« Faites du bruit ! » (4/6). Crier, chuchoter, performer, scander, chanter : rencontre avec celles et ceux qui partagent la hantise du silence. Depuis plus de vingt ans, Jérôme Faynel, président du Collectif 69 de soutien au peuple palestinien, défend inlassablement la reconnaissance des droits des Palestiniens. Au fil des manifestations à Lyon, il donne de sa voix pour dénoncer les injustices en Palestine et mobiliser contre ce qu’il qualifie de génocide.

On reconnaît Jérôme Faynel à son keffieh, porté avec assurance autour de ses épaules.
On reconnaît Jérôme Faynel à son keffieh, porté avec assurance autour de ses épaules. Photo Khalissa Kebbab

« Tout a commencé en 2002, date à laquelle je me suis rendu en Cisjordanie. » Installé à une table du Bistrot Autrement, avenue des Frères-Lumières à Lyon, Jérôme Faynel est facile à repérer grâce à son keffieh noir et blanc. Le président du Collectif 69 de soutien au peuple palestinien défend depuis 24 ans le respect des droits et des libertés en Palestine.

Engagé dans le milieu associatif depuis l’âge de 16 ans et ancien militant syndical, il maîtrise la parole publique. Et c’est bien pour cette raison que le collectif lui a tout de suite confié le rôle d’orateur lors des manifestations. « Nous sommes conscients que nous marchons sur des œufs car, plus que les autres, nous n’avons pas le droit à l’erreur », affirme le militant. « Par exemple, nous ne donnons pas la parole à n’importe qui. » Jérôme Faynel le sait, un mot de travers et la polémique peut vite arriver.

Originaire de la Croix-Rousse, celui qui se décrit comme un « Lyono-Lyonnais » s’est tourné vers le militantisme grâce à son père. « Mon père était très engagé, il a par exemple renvoyé ses papiers militaires pour protester contre la guerre d’Algérie », évoque-t-il. À l’adolescence, Jérôme Faynel marche sur ses pas et commence son engagement politique dans les rangs du PSU (Parti socialiste unifié), l’ancêtre du Parti socialiste. À l’époque, il participe à des manifestations contre la guerre au Vietnam.

Une vie marquée par le militantisme

Aujourd’hui retraité, cet « autodidacte, fâché avec l’Éducation nationale » a très vite délaissé les bancs de l’école pour entrer dans la vie active. « J’ai d’abord travaillé à l’ancienne usine Paris-Rhône, qui était à la place de l’hôpital Jean-Mermoz, à Lyon », se remémore-t-il. « Ensuite, j’ai travaillé dans le logement social, avant de devenir directeur de l’antenne locale de l’OPAC (Office Public d’Aménagement et de Construction) Rhône à Vénissieux. »
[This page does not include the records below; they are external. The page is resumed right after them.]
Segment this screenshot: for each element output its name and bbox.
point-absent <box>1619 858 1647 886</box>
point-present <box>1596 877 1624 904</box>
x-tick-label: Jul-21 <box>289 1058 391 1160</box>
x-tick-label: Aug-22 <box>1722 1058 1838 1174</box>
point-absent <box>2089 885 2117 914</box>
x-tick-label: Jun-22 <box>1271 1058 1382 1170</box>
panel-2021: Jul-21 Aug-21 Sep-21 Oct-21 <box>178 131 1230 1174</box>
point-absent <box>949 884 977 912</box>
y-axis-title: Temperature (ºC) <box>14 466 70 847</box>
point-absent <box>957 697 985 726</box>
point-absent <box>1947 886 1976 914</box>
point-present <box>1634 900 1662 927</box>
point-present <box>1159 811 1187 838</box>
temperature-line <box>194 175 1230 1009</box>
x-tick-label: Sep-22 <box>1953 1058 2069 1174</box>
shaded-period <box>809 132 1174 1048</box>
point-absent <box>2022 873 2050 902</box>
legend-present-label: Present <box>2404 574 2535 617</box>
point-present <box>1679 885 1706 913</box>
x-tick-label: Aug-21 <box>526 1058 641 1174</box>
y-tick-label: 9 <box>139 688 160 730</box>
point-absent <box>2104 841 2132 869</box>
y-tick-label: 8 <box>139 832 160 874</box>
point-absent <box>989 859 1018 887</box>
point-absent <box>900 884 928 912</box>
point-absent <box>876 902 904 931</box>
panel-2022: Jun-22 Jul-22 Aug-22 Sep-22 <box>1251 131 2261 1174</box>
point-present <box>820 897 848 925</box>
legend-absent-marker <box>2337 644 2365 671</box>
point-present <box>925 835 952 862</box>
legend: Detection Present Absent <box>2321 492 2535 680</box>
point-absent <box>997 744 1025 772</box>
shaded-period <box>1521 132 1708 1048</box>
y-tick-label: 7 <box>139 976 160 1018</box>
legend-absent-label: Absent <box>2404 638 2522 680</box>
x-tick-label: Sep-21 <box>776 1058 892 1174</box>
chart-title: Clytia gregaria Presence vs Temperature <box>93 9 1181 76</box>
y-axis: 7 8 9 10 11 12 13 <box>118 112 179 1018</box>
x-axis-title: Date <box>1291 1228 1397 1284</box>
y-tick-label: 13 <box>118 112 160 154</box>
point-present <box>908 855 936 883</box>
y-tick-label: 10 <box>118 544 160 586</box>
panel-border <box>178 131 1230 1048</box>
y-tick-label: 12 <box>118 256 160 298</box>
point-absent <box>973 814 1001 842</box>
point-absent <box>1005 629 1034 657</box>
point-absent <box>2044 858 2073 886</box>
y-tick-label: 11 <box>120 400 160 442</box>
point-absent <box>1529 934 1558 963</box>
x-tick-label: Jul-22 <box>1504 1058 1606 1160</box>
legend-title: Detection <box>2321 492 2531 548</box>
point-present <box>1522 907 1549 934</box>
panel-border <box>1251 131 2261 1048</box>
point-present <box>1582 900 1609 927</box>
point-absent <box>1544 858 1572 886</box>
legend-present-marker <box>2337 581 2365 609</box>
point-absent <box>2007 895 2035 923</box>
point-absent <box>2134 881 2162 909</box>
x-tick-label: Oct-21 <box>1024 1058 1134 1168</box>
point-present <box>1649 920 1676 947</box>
Dans les années 1980, alors que les affrontements avec la police se multiplient dans les quartiers populaires, il monte Urgence contre l’extrême droite, une association de lutte contre les idées de ce qui s’appelait encore le Front national. Mais c’est bien sur les enjeux de politique étrangère que Jérôme Faynel est le plus engagé. « J’ai été très mobilisé pour le soutien du syndicat polonais “Solidarnosc”, mais aussi pour la fin de l’apartheid en Afrique du Sud. »

En 2002, de son premier voyage à Hébron, au sud de la Cisjordanie, il ressort marqué par une situation qu’il qualifie de « totalement inacceptable et fondamentalement injuste ». « À l’époque, je participais à une campagne organisée par certains de mes amis qui s’appelait les Missions civiles pour la protection du peuple palestinien », poursuit le militant. « L’objectif était d’aller en Palestine occupée pour mener différentes actions sur place. Par exemple, on protégeait les paysans des attaques des colons israéliens pendant la collecte des olives. » Dans la foulée, il rencontre Yasser Arafat, dirigeant historique de l’OLP (Organisation de Libération de la Palestine).

« Je n’arrive plus à mettre des mots sur les maux »

À son retour, le Collectif 69, dont il est membre depuis sa création en 2000, obtient officiellement le statut d’association. « Notre grande mission est de soutenir le peuple palestinien et la reconnaissance de tous ses droits, en conformité avec le droit international », explique Jérôme Faynel. Pour ce faire, depuis plus d’un an, le collectif redouble d’efforts en organisant des manifestations et des rassemblements chaque semaine sur la place des Terreaux ou sur la place Bellecour. « Ce qui est remarquable, c’est la durée : les gens sont encore mobilisés tous les samedis. On a rarement vu ça », s’exclame le président de l’association, qui prend le micro à l’occasion de chaque rencontre.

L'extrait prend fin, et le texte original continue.